Closed hanfu closed 4 years ago
In short, it's for transferring the feature IDs to accumulated ones, thus the model can get the embedding once time, in all fields.
Thanks for your reply! if I understand correctly, it combines multiple fields of features to one big field, by brute-force accumulating field values. Ex. two two-column fields [(1,2),(1,1)] becomes [1,2,3,3]. But how does it help faster embedding? Is there any paper on this? Thanks again for your help!
Yes. In the codebase I referred, the embedding lookings up are running in a "for loop" for each field, thus I rewrite it and look up the embedding unitedly.
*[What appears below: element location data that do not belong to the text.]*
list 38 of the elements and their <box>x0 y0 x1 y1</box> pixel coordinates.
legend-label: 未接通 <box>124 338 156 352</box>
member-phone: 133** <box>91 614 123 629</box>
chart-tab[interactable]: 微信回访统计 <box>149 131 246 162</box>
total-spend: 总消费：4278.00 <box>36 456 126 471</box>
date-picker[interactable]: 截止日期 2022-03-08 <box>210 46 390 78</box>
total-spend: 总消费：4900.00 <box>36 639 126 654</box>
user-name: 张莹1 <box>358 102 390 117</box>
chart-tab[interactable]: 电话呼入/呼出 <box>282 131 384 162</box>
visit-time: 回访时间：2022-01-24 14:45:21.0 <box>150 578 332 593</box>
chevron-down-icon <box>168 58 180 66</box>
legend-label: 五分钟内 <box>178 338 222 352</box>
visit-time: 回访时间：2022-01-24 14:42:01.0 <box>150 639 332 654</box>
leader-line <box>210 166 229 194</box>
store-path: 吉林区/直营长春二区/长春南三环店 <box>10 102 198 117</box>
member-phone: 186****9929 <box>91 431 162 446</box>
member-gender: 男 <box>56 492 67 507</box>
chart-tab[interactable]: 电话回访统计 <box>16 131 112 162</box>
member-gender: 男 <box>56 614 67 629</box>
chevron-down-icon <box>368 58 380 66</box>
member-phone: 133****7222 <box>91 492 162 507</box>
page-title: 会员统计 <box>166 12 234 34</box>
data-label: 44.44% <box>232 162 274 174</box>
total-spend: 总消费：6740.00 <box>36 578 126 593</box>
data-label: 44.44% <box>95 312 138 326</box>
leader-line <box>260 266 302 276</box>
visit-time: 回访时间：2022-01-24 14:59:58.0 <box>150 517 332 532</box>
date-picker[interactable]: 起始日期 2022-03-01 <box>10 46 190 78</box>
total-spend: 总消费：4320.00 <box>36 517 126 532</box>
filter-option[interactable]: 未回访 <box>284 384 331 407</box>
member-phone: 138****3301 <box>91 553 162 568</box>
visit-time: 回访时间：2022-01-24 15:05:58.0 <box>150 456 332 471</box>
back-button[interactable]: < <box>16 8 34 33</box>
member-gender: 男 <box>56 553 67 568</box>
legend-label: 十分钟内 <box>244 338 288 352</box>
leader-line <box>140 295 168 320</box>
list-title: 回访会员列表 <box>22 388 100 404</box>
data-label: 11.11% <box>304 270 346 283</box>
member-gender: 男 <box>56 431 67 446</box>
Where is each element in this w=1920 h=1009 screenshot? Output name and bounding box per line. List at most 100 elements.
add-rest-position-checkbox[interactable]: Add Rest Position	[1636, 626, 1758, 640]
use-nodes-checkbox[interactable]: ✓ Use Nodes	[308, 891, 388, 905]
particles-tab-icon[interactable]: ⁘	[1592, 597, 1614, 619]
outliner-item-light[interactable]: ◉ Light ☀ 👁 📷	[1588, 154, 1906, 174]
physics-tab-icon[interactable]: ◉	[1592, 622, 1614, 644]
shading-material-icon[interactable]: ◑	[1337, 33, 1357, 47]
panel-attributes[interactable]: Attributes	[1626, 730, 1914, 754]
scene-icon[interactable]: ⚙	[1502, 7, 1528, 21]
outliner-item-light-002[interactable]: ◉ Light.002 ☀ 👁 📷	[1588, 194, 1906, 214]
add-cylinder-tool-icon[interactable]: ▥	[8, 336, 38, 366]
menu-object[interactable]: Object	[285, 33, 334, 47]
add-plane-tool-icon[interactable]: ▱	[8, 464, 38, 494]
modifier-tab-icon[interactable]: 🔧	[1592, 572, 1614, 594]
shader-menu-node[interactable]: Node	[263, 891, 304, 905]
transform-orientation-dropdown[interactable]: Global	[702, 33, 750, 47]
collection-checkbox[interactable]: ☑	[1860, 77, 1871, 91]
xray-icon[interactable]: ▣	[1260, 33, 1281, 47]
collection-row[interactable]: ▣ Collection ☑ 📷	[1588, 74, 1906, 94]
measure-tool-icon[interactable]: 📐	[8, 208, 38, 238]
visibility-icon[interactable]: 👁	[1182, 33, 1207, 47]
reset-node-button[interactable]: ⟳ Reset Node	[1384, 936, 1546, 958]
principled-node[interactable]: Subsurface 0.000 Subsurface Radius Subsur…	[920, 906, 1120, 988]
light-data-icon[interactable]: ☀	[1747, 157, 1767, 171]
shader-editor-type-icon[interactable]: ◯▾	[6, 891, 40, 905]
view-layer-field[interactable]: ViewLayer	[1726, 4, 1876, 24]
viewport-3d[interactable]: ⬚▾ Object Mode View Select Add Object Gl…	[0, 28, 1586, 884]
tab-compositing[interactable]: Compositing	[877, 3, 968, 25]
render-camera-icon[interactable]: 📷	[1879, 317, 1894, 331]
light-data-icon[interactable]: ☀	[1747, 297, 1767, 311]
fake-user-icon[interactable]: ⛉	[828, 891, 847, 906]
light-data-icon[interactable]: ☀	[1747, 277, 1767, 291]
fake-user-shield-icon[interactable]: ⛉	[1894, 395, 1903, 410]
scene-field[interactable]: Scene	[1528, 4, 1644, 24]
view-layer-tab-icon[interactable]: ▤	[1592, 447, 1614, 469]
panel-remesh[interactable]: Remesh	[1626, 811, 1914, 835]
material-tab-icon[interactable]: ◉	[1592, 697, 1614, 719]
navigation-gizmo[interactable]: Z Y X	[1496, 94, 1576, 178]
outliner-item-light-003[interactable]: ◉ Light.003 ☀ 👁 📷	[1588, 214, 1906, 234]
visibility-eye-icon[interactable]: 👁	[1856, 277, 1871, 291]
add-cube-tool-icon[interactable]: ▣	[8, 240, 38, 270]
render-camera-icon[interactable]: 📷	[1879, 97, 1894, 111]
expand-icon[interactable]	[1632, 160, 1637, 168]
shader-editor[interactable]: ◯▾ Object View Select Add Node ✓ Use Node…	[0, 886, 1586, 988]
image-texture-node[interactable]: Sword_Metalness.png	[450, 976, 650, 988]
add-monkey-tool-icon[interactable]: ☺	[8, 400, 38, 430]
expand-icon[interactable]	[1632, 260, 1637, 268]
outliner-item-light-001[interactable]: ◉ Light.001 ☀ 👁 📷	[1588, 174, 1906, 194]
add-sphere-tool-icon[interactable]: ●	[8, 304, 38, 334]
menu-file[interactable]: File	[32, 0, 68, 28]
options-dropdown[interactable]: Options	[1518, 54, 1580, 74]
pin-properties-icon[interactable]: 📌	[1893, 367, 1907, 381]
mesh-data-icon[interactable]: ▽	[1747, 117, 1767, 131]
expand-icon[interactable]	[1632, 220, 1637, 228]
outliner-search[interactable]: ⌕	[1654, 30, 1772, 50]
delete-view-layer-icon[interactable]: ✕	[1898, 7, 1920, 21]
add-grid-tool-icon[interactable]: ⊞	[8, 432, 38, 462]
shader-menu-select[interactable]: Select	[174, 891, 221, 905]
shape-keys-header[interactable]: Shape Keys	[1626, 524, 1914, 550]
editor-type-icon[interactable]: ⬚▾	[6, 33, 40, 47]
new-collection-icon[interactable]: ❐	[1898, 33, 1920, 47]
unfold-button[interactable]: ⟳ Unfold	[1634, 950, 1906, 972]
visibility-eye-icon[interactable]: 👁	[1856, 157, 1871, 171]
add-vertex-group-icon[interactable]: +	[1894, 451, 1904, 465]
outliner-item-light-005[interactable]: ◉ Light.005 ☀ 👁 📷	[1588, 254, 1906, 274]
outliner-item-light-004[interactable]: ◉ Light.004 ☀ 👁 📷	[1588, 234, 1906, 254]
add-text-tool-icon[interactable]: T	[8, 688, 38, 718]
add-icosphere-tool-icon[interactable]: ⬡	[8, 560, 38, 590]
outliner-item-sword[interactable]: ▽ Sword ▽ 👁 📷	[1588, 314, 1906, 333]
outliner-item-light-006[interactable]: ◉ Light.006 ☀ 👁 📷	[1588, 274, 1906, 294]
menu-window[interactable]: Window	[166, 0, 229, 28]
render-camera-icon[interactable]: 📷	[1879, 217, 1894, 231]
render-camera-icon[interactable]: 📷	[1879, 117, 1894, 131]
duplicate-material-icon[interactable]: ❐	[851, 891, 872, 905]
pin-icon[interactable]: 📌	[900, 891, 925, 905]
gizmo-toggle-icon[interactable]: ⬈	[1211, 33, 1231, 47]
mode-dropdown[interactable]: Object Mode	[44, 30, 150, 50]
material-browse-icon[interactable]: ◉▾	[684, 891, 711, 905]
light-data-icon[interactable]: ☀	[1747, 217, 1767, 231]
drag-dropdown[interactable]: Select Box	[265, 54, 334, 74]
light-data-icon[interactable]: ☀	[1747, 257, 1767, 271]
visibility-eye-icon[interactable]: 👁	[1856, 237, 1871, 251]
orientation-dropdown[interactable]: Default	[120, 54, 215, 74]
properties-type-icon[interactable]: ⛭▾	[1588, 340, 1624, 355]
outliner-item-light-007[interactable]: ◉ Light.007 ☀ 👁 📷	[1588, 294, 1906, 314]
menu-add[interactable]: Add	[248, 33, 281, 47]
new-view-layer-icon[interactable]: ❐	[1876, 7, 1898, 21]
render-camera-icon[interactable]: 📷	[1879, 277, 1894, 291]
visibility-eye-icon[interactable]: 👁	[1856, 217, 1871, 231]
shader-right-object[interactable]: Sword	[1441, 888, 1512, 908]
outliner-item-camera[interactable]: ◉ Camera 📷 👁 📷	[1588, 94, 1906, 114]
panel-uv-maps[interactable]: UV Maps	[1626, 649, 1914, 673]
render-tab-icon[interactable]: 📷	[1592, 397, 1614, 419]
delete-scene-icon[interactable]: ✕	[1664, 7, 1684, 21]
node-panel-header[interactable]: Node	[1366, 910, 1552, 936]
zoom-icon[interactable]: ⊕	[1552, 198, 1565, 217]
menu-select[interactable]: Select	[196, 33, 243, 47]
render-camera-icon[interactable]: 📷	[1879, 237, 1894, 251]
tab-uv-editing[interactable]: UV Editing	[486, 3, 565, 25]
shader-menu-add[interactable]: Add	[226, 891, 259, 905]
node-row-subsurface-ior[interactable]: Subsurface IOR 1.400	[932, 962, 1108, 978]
That's just a little optimization in code implementation.
Hi, thanks again for your reply. what is the codebase you refer to? Also my question is now ordinal encoding + embedding. As far as I understand, embedding uses one-hot encoding to look up embedded vectors for features. How does ordinal encoding work with embedding? Thanks in advance for your patience. Really appreciated.
For the original codebase, you can refer to https://github.com/nzc/dnn_ctr/blob/master/model/DeepFM.py#L202 . In PyTorch, the nn.embedding forward works by ordinal encoding, refer to https://pytorch.org/docs/stable/nn.html#torch.nn.Embedding (see examples), though exactly one-hot encoding works inside its implementation.
ahhh. everything now makes sense. Thank you very much!
Hi, can you elaborate on the " fast version cateNN" approach? How does it work?